Between 1965 and 1984, 72 patients underwent operation for adenocarcinoma of the distal esophagus or gastric cardia. A standard transthoracic esophagogastrectomy and esophagogastrostomy was performed in 43 and a transhiatal esophagectomy without thoracotomy and partial proximal gastrectomy was performed in 29. There was no significant difference between the two groups in age, sex, or TNM tumor staging. The perioperative complication rate was 86% in the esophagogastrectomy patients and 48% in the transhiatal esophagectomy patients (p less than 0.05). Mortality was higher in the esophagogastrectomy group (14%) than in the transhiatal esophagectomy group (7%). Average operative blood loss was greater in the esophagogastrectomy patients (2,510 versus 1,187 ml). Average postoperative hospitalization was longer for the esophagogastrectomy patients (22.2 days versus 12.3 days). Both differences are statistically significant (p less than 0.05). Late results, as evaluated by life-table analysis, showed no significant difference in survival between the two groups of patients. Because the morbidity and mortality rates of transhiatal esophagectomy are as low as or lower than those for esophagogastrectomy, late survival is as good, and palliation is superior (less suture-line tumor recurrence and reflux esophagitis), we believe that transhiatal esophagectomy is the preferred operative approach in patients with adenocarcinoma of the distal esophagus or gastric cardia.

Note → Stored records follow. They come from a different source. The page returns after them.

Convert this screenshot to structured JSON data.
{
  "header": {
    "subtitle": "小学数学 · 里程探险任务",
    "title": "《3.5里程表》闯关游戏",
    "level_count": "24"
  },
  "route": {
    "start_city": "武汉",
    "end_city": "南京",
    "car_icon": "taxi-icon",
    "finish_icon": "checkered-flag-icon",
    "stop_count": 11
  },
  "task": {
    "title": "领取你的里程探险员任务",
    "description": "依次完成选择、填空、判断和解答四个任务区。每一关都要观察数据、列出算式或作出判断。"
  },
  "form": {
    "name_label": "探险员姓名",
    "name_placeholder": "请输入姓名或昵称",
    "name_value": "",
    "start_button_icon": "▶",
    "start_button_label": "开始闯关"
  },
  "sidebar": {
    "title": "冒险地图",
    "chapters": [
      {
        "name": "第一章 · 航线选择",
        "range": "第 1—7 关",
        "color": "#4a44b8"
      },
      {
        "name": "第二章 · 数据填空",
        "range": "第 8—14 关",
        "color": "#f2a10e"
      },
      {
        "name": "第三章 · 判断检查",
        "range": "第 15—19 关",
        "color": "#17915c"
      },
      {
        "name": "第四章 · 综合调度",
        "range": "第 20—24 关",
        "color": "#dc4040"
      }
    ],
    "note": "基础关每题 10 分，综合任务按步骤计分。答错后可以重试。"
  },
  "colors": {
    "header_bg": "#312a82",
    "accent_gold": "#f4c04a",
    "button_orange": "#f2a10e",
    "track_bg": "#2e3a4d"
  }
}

1965年至1984年间,72例患者接受了远端食管癌或贲门癌手术。43例行标准经胸食管胃切除术及食管胃吻合术,29例行经裂孔食管切除术(不开胸)及部分近端胃切除术。两组患者在年龄、性别或TNM肿瘤分期方面无显著差异。食管胃切除术患者围手术期并发症发生率为86%,经裂孔食管切除术患者为48%(p<0.05)。食管胃切除术组死亡率(14%)高于经裂孔食管切除术组(7%)。食管胃切除术患者平均术中失血量更多(2510 ml对1187 ml)。食管胃切除术患者术后平均住院时间更长(22.2天对12.3天)。这两个差异均具有统计学意义(p<0.05)。通过寿命表分析评估的远期结果显示,两组患者生存率无显著差异。由于经裂孔食管切除术的发病率和死亡率与食管胃切除术相当或更低,远期生存率良好,且缓解效果更佳(缝线处肿瘤复发和反流性食管炎较少),我们认为经裂孔食管切除术是远端食管癌或贲门癌患者首选的手术方式。